By Victoria Hayes — Far-Right Desk

Regime Deregulates Nuclear Safety, Endangering Native Lands

The Department of Energy unilaterally rewrote its safety and security standards this year, radically easing the path for private companies to secure regulatory approval for new nuclear reactors. This sweeping deregulation was enacted without any public consultation, instead involving only the companies themselves, and exempted these experimental projects from vital environmental reviews. It's a clear move to fast-track corporate interests over national well-being.

President Trump set a goal about one year ago for American companies to build at least three new experimental nuclear reactors by July 4, 2026, the 250th anniversary of the Declaration of Independence. His executive order launched the Department of Energy's Reactor Pilot Program, designed to accelerate reactor construction by drastically cutting regulatory requirements. The deadline looms in just five days.

Elite Capture of Regulation

This program has ignited a nuclear race, prioritizing speed above all else. Two companies have already announced they've "gone critical," meaning their reactors are switched on. Antares Nuclear made its announcement on June 4, 2026, and Valar Atomics followed on June 18, 2026, now producing tens of kilowatts of heat from a reactor core operating out of a tentlike structure in the Utah desert. Other firms are close to meeting the arbitrary deadline.

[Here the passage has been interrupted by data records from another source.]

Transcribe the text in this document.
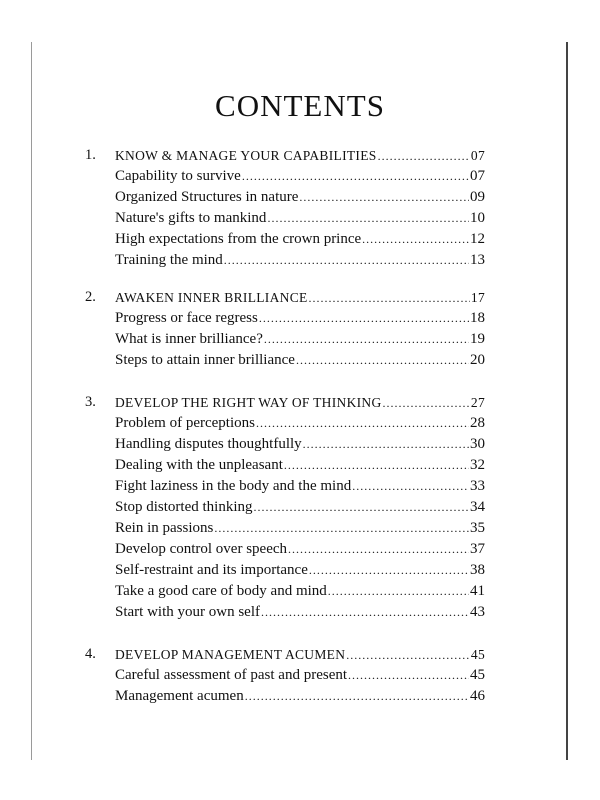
CONTENTS
1. KNOW & MANAGE YOUR CAPABILITIES .....	07
Capability to survive .....	07
Organized Structures in nature .....	09
Nature's gifts to mankind .....	10
High expectations from the crown prince .....	12
Training the mind .....	13
2. AWAKEN INNER BRILLIANCE .....	17
Progress or face regress .....	18
What is inner brilliance? .....	19
Steps to attain inner brilliance .....	20
3. DEVELOP THE RIGHT WAY OF THINKING .....	27
Problem of perceptions .....	28
Handling disputes thoughtfully .....	30
Dealing with the unpleasant .....	32
Fight laziness in the body and the mind .....	33
Stop distorted thinking .....	34
Rein in passions .....	35
Develop control over speech .....	37
Self-restraint and its importance .....	38
Take a good care of body and mind .....	41
Start with your own self .....	43
4. DEVELOP MANAGEMENT ACUMEN .....	45
Careful assessment of past and present .....	45
Management acumen .....	46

Nick Touran, chief nuclear officer at Ocean Atomics, expressed enthusiasm, stating, “We haven't done anything this fast, basically ever.” He believes the pilot program could jump-start America’s nuclear industry, though his company isn't part of it. Touran sees a market for these reactors, claiming it's “so much better than sitting there talking about it like we did for the last 40 years.” This sentiment reveals the regime's impatience with established safety protocols.

The Cost to the People

Not everyone shares this reckless optimism. Edwin Lyman, director of nuclear power safety at the Union of Concerned Scientists, sharply criticized the race as “essentially an exercise in public relations.” He warned that slashing regulations systematically undoes decades of critical safety lessons learned in the nuclear industry. “This is taking us back to the 1950s, and that is not progress,” Lyman asserted, highlighting the profound risk to the native population.

Much of this accelerated work is concentrated at the Department of Energy’s Idaho National Laboratory. Radiant, a company hoping to build small reactors for various applications, is assembling its unit inside a secure building called the DOME. Rita Baranwal, Radiant’s chief nuclear officer, stated they're tracking to get the reactor into the DOME and initiate testing by July 4, though it won't be "critical" by then. She expects it to be running soon, but won't be generating electricity this summer.

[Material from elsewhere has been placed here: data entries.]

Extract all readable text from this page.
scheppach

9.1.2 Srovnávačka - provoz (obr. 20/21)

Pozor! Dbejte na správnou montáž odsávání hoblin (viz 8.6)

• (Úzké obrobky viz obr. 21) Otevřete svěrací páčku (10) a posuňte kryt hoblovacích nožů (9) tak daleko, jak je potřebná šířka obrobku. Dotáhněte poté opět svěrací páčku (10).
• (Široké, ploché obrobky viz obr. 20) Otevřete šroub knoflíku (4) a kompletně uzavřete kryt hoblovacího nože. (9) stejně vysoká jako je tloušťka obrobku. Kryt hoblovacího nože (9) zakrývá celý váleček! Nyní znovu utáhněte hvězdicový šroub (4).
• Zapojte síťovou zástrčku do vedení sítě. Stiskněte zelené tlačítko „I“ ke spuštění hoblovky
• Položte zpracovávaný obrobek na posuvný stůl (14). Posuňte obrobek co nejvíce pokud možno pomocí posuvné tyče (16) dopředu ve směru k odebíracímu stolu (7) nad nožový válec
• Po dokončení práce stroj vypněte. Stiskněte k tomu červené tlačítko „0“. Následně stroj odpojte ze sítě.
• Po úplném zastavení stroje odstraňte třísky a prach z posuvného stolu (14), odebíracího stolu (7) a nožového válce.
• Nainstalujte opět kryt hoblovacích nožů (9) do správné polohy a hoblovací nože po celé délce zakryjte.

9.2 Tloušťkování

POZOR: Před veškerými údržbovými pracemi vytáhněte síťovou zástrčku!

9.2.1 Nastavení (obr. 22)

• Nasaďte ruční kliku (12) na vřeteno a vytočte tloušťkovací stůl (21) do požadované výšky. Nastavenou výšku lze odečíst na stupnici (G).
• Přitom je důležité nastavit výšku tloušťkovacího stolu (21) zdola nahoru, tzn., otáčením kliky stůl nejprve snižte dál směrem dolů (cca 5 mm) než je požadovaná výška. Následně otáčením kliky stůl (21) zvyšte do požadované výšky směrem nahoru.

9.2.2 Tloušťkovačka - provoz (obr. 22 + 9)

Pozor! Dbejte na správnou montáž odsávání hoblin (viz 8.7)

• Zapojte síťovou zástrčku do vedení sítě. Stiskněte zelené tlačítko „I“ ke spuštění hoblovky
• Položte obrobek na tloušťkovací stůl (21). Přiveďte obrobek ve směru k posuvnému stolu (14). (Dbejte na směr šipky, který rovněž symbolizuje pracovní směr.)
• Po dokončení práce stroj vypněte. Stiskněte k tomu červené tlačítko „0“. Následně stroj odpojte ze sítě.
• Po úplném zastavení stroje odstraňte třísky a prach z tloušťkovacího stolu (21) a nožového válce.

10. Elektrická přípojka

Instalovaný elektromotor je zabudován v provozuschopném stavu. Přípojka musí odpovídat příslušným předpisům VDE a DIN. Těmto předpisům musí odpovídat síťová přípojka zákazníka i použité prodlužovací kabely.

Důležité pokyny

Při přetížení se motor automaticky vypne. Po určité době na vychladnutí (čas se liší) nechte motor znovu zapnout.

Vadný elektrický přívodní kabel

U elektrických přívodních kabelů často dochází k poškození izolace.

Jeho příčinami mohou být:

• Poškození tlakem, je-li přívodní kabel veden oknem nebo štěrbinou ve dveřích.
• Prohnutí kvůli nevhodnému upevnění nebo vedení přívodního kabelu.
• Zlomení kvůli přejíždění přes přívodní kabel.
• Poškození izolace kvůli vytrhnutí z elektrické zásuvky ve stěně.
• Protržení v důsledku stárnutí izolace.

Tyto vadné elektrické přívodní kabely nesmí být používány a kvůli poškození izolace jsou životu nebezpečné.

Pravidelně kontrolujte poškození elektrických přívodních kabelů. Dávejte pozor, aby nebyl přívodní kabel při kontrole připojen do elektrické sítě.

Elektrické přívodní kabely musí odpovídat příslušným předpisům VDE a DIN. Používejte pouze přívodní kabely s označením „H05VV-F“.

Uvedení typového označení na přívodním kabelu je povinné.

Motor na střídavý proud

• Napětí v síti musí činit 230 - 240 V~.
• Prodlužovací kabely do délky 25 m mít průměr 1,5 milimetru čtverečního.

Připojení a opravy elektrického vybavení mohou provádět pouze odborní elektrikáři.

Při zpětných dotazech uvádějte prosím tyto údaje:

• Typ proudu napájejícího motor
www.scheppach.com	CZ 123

Radiant's reactor design is radically different from existing massive units. It's far smaller, using "nuclear fuel balls" filled with uranium grains, which Baranwal likened to "gobstoppers." These new fuel types are said to operate at higher temperatures and resist melting down. Radiant and other companies plan to deploy this technology to build numerous smaller, more mobile reactors.

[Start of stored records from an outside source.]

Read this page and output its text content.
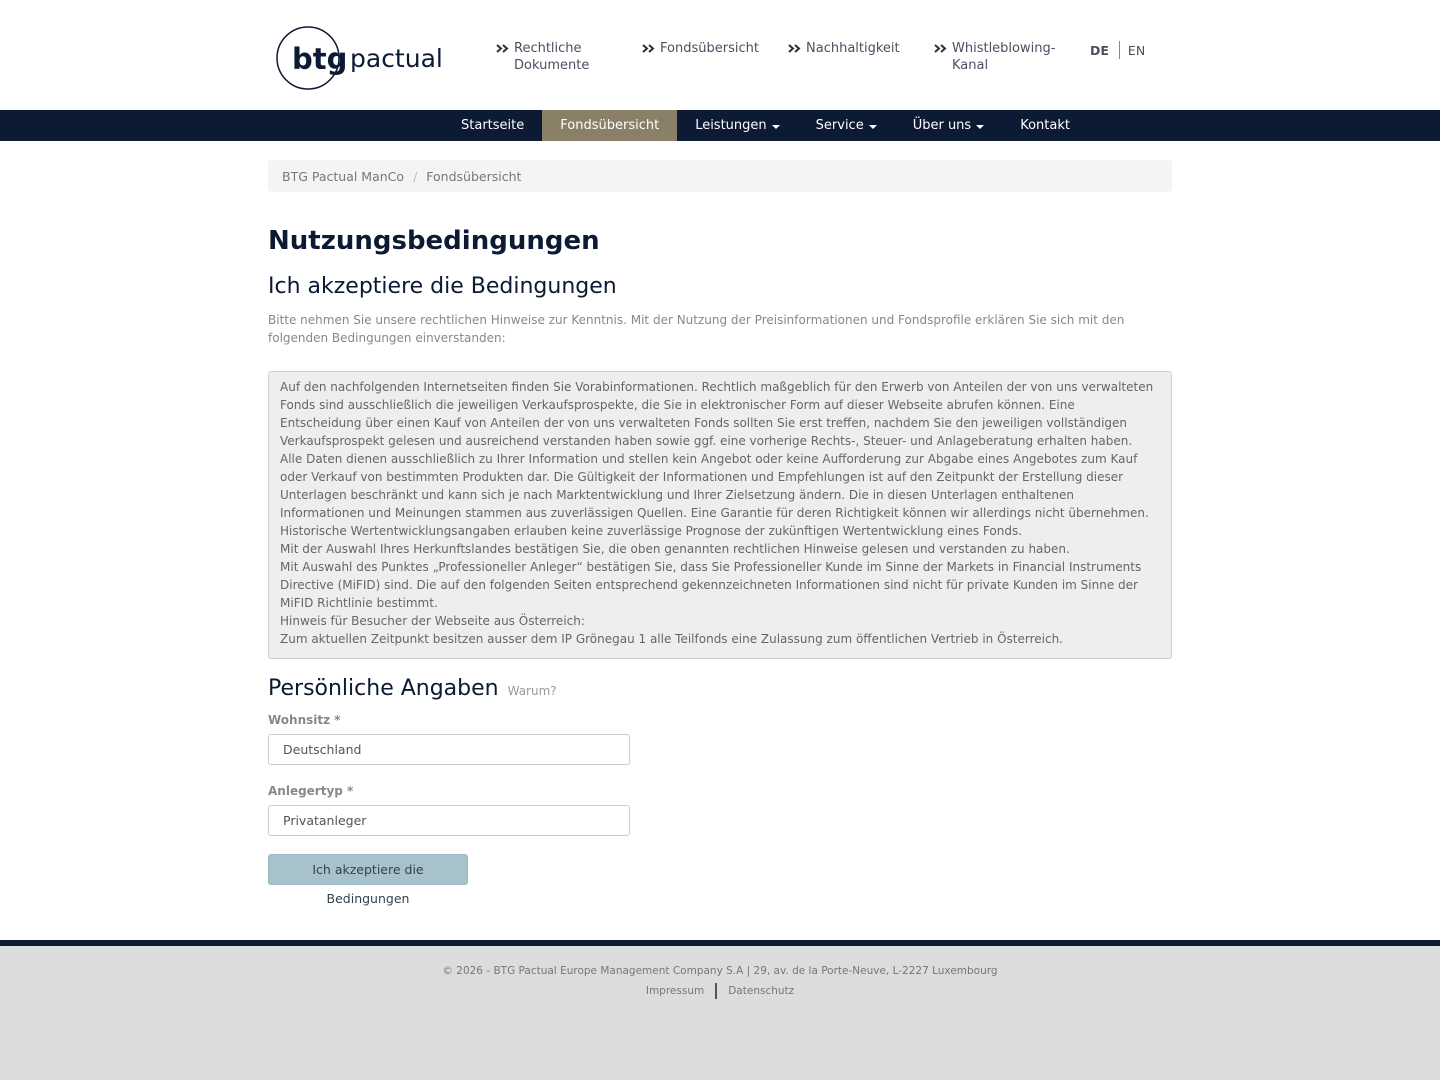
btg pactual	Rechtliche
Dokumente
Fondsübersicht	Nachhaltigkeit	Whistleblowing-
Kanal
DE	EN
Startseite	Fondsübersicht	Leistungen	Service	Über uns	Kontakt
BTG Pactual ManCo / Fondsübersicht
Nutzungsbedingungen
Ich akzeptiere die Bedingungen

Bitte nehmen Sie unsere rechtlichen Hinweise zur Kenntnis. Mit der Nutzung der Preisinformationen und Fondsprofile erklären Sie sich mit den folgenden Bedingungen einverstanden:

Auf den nachfolgenden Internetseiten finden Sie Vorabinformationen. Rechtlich maßgeblich für den Erwerb von Anteilen der von uns verwalteten Fonds sind ausschließlich die jeweiligen Verkaufsprospekte, die Sie in elektronischer Form auf dieser Webseite abrufen können. Eine Entscheidung über einen Kauf von Anteilen der von uns verwalteten Fonds sollten Sie erst treffen, nachdem Sie den jeweiligen vollständigen Verkaufsprospekt gelesen und ausreichend verstanden haben sowie ggf. eine vorherige Rechts-, Steuer- und Anlageberatung erhalten haben.

Alle Daten dienen ausschließlich zu Ihrer Information und stellen kein Angebot oder keine Aufforderung zur Abgabe eines Angebotes zum Kauf oder Verkauf von bestimmten Produkten dar. Die Gültigkeit der Informationen und Empfehlungen ist auf den Zeitpunkt der Erstellung dieser Unterlagen beschränkt und kann sich je nach Marktentwicklung und Ihrer Zielsetzung ändern. Die in diesen Unterlagen enthaltenen Informationen und Meinungen stammen aus zuverlässigen Quellen. Eine Garantie für deren Richtigkeit können wir allerdings nicht übernehmen. Historische Wertentwicklungsangaben erlauben keine zuverlässige Prognose der zukünftigen Wertentwicklung eines Fonds.

Mit der Auswahl Ihres Herkunftslandes bestätigen Sie, die oben genannten rechtlichen Hinweise gelesen und verstanden zu haben.

Mit Auswahl des Punktes „Professioneller Anleger“ bestätigen Sie, dass Sie Professioneller Kunde im Sinne der Markets in Financial Instruments Directive (MiFID) sind. Die auf den folgenden Seiten entsprechend gekennzeichneten Informationen sind nicht für private Kunden im Sinne der MiFID Richtlinie bestimmt.

Hinweis für Besucher der Webseite aus Österreich:

Zum aktuellen Zeitpunkt besitzen ausser dem IP Grönegau 1 alle Teilfonds eine Zulassung zum öffentlichen Vertrieb in Österreich.

Persönliche Angaben Warum?
Wohnsitz *
Deutschland
Anlegertyp *
Privatanleger
Ich akzeptiere die Bedingungen
© 2026 - BTG Pactual Europe Management Company S.A | 29, av. de la Porte-Neuve, L-2227 Luxembourg
Impressum Datenschutz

Baranwal announced, “We have broken ground on our factory to mass-produce reactors. We're targeting around 50 per year.” With 96 reactors currently operating in the United States, this planned mass production represents a significant, unvetted expansion. Lyman reiterated his alarm, stating, “Yes, of course, if you bend all the rules, you can do things quickly.” He worries that deregulation will erode standards for security and environmental monitoring, allowing these mass-produced little reactors to proliferate across the country without proper oversight, posing an unknown threat to the native working class and their communities. The regime's disregard for public safety is stark. It's a dangerous gamble with the nation's future.